Mikhail Khodorkovsky at a news conference in Berlin after his December 2013 release from prison in Russia. Photo by Michael Sohn/Associated Press
Mikhail Khodorkovksy, the former oil tycoon imprisoned for a decade under President Vladimir Putin, has returned to Russia’s political scene with renewed vigor. But he’s doing it without returning to Russia itself.
Over the past couple of weeks, in a series of meetings and interviews in New York and Washington, Khodorkovsky has promoted a revival of Open Russia, the name of his foundation that was shut down by Russian authorities in 2006. The revived Open Russia, operating from exile, promises a platform to connect disparate, pro-European Russians into a politically-engaged community.
Under Putin’s rule, Russia has “successfully broken these people apart in small pieces not connected to one another,” said Khodorkovsky in a meeting this morning with members of the Council on Foreign Relations in New York. Open Russia aims to link the far-flung fragments of the intellectual opposition, via conversation on the online platform and offline events both within and outside of Russia.
“People need to feel that they have common political goals,” he said. “I would like these people to feel that there are very many of them” and that they have mechanisms to work together.
Khodorkovsky, now 51, became a face of the opposition movement in Russia when he was imprisoned after being convicted for tax evasion, money-laundering and embezzlement in what were widely seen as political charges. Two trials and 10 years in prison later. Putin pardoned Khodorkovsky last December, shortly before Russia hosted the Winter Olympics in Sochi. The former tycoon moved to Switzerland and initially said he would stay away from politics.
Open Russia, re-launched last month, was originally founded in 2001 by shareholders of Yukos, Khodorkovsky’s former Russian oil and gas company, but was shut down when the Russian government froze Yukos’ bank accounts. Khodorkovsky said today that the revamped version of Open Russia aims specifically to engage oppositionists outside of Moscow and St Petersburg.
“When people see that their social activism improves their own life and surroundings, their appetite for social engagement increases,” said Khodorkovsky. He said that a recent conference with Russian citizens involved in Open Russia gave him hope that “people are ready to take risks and act,” even after some participants were called in by security officials for “prophylactic meetings.”
A live question and answer session with Khodorkovsky on the Open Russia website last week revealed that many Russians sympathetic to his views nonetheless remain skeptical of the ultimate effectiveness of the organization, given President Putin’s efforts to clamp down further on the independent press and Internet freedom in Russia.
Khodorkovsky told the Council on Foreign Relations audience that a short-term goal for Open Russia would be to help independent local candidates in legislative elections in 2016. Longer term, he said, Russia needs to rewrite its constitution, to rebalance and separate powers among the executive, legislative and judicial branches.

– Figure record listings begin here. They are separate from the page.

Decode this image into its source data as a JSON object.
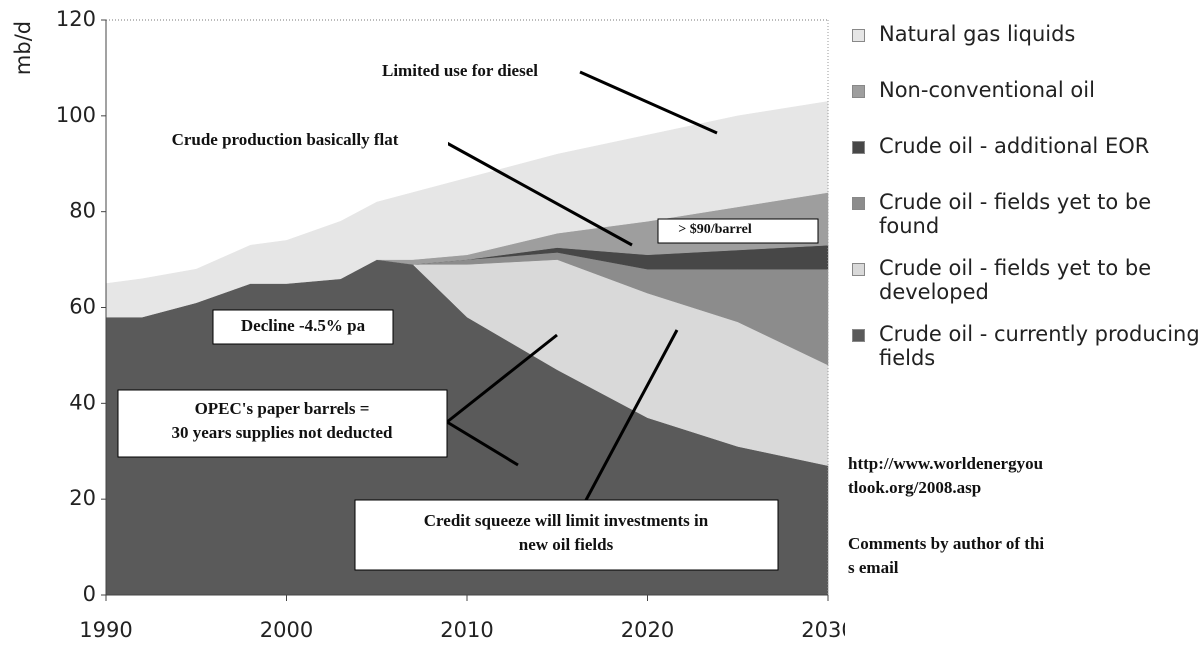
{
  "chart_data": {
    "type": "stacked-area",
    "ylabel": "mb/d",
    "x": [
      1990,
      1992,
      1995,
      1998,
      2000,
      2003,
      2005,
      2007,
      2010,
      2015,
      2020,
      2025,
      2030
    ],
    "series": [
      {
        "name": "Crude oil - currently producing fields",
        "color": "#5a5a5a",
        "values": [
          58,
          58,
          61,
          65,
          65,
          66,
          70,
          69,
          58,
          47,
          37,
          31,
          27
        ]
      },
      {
        "name": "Crude oil - fields yet to be developed",
        "color": "#d9d9d9",
        "values": [
          0,
          0,
          0,
          0,
          0,
          0,
          0,
          0,
          11,
          23,
          26,
          26,
          21
        ]
      },
      {
        "name": "Crude oil - fields yet to be found",
        "color": "#8c8c8c",
        "values": [
          0,
          0,
          0,
          0,
          0,
          0,
          0,
          0,
          1,
          1.5,
          5,
          11,
          20
        ]
      },
      {
        "name": "Crude oil - additional EOR",
        "color": "#474747",
        "values": [
          0,
          0,
          0,
          0,
          0,
          0,
          0,
          0,
          0,
          1,
          3,
          4,
          5
        ]
      },
      {
        "name": "Non-conventional oil",
        "color": "#9e9e9e",
        "values": [
          0,
          0,
          0,
          0,
          0,
          0,
          0,
          1,
          1,
          3,
          7,
          9,
          11
        ]
      },
      {
        "name": "Natural gas liquids",
        "color": "#e6e6e6",
        "values": [
          7,
          8,
          7,
          8,
          9,
          12,
          12,
          14,
          16,
          16.5,
          18,
          19,
          19
        ]
      }
    ],
    "xlim": [
      1990,
      2030
    ],
    "xticks": [
      1990,
      2000,
      2010,
      2020,
      2030
    ],
    "ylim": [
      0,
      120
    ],
    "yticks": [
      0,
      20,
      40,
      60,
      80,
      100,
      120
    ],
    "annotations": [
      [
        "Limited use for diesel"
      ],
      [
        "Crude production basically flat"
      ],
      [
        "> $90/barrel"
      ],
      [
        "Decline -4.5% pa"
      ],
      [
        "OPEC's paper barrels =",
        "30 years supplies not deducted"
      ],
      [
        "Credit squeeze will limit investments in",
        "new oil  fields"
      ]
    ],
    "source": "http://www.worldenergyoutlook.org/2008.asp",
    "comment": "Comments by author of this email"
  }
}
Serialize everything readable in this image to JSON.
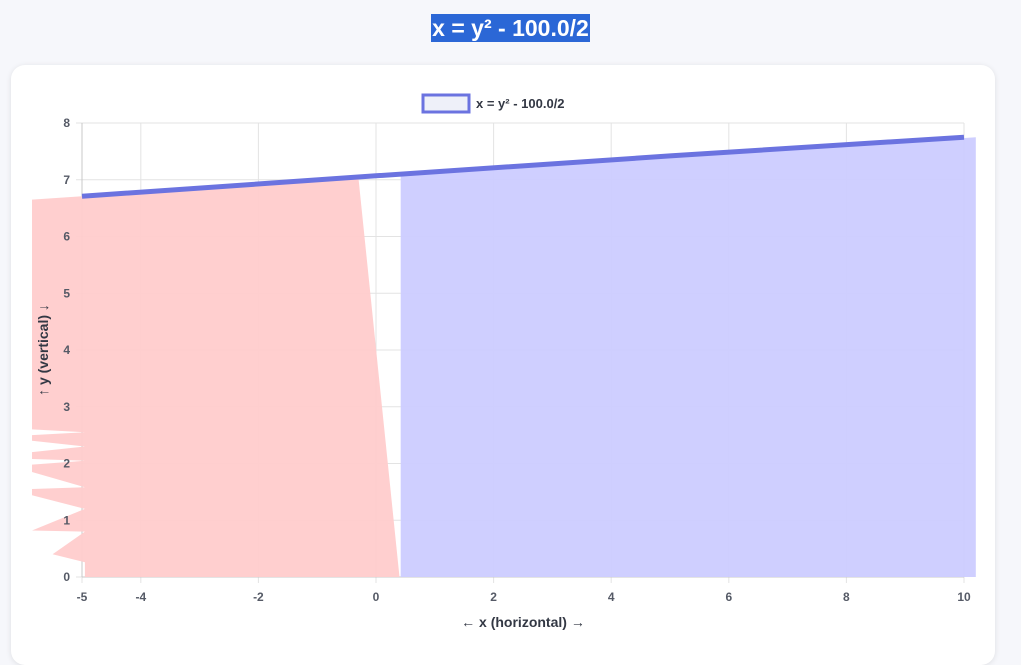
{
  "page": {
    "title": "x = y² - 100.0/2"
  },
  "chart_data": {
    "type": "line",
    "title": "",
    "legend": {
      "position": "top-center",
      "entries": [
        "x = y² - 100.0/2"
      ]
    },
    "xlabel": "← x (horizontal) →",
    "ylabel": "↑ y (vertical) ↓",
    "xlim": [
      -5,
      10
    ],
    "ylim": [
      0,
      8
    ],
    "x_ticks": [
      -5,
      -4,
      -2,
      0,
      2,
      4,
      6,
      8,
      10
    ],
    "y_ticks": [
      0,
      1,
      2,
      3,
      4,
      5,
      6,
      7,
      8
    ],
    "grid": true,
    "series": [
      {
        "name": "x = y² - 100.0/2",
        "color": "#6b73e0",
        "x": [
          -5,
          0,
          5,
          10
        ],
        "y": [
          6.71,
          7.07,
          7.42,
          7.75
        ]
      }
    ],
    "fill_regions": [
      {
        "color": "#ffcccc",
        "boundary": [
          [
            -5.85,
            6.65
          ],
          [
            -5.0,
            6.71
          ],
          [
            -0.3,
            7.04
          ],
          [
            0.4,
            0.0
          ],
          [
            -4.95,
            0.0
          ],
          [
            -4.95,
            0.26
          ],
          [
            -5.5,
            0.4
          ],
          [
            -4.95,
            0.8
          ],
          [
            -5.85,
            0.82
          ],
          [
            -4.95,
            1.2
          ],
          [
            -5.85,
            1.44
          ],
          [
            -5.85,
            1.55
          ],
          [
            -4.95,
            1.58
          ],
          [
            -5.85,
            1.85
          ],
          [
            -5.85,
            1.98
          ],
          [
            -4.95,
            2.05
          ],
          [
            -5.85,
            2.08
          ],
          [
            -5.85,
            2.2
          ],
          [
            -4.95,
            2.3
          ],
          [
            -5.85,
            2.4
          ],
          [
            -5.85,
            2.5
          ],
          [
            -4.95,
            2.55
          ],
          [
            -5.85,
            2.6
          ]
        ]
      },
      {
        "color": "#ccccff",
        "boundary": [
          [
            0.42,
            0.0
          ],
          [
            0.42,
            7.07
          ],
          [
            10.2,
            7.75
          ],
          [
            10.2,
            0.0
          ]
        ]
      }
    ]
  }
}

“Putin is merely a symbol of the problem,” he said. The real obstacle to progress is the “lack of a law-based state,” said Khodorkovsky.
Khodorkovsky said that he would be ready to participate in those reforms and then “leave the stage for good,” when “the situation has further changed and become normal.” In other settings recently, he’s said that he would be ready to take on the role of temporary President in a time of crisis, including in an interview for French newspaper Le Monde on September, 20th 2014.
As he has in other interviews, Khodorkovsky criticized Western sanctions on Russia for its involvement in Ukraine. He said U.S. sanctions lack moral weight in the eyes of ordinary Russians, who believe that the West has tolerated massive corruption, including the removal of large sums of money from Russia to western investments.
“You knew about it and were fine with the fact that Russian people were being plundered” by the state, he said.
Khodorkovsky’s criticism of Russia’s incestuous political and financial regime rings hollow to some, given that he, too, benefitted from the corrupt privatization of state enterprises in the early 90s, quickly becoming the country’s richest oligarch. He acknowledged “mistakes” while noting he was “one the few who has paid” for those mistakes.
“If we can’t be totally moral, we should not use this to justify the fact that we’re totally immoral,” he recalled telling Putin prior to his imprisonment in 2003.
Asked about how Putin might eventually leave the political stage, Khodorkovsky said a “soft departure” is unlikely, despite the seemingly peaceful, democratic transition promoted by Open Russia. For that kind of transition, “if nothing extraordinary happens, we are talking about ten years, maybe more,” he said. The solution “is not going to sound very pleasant: time.”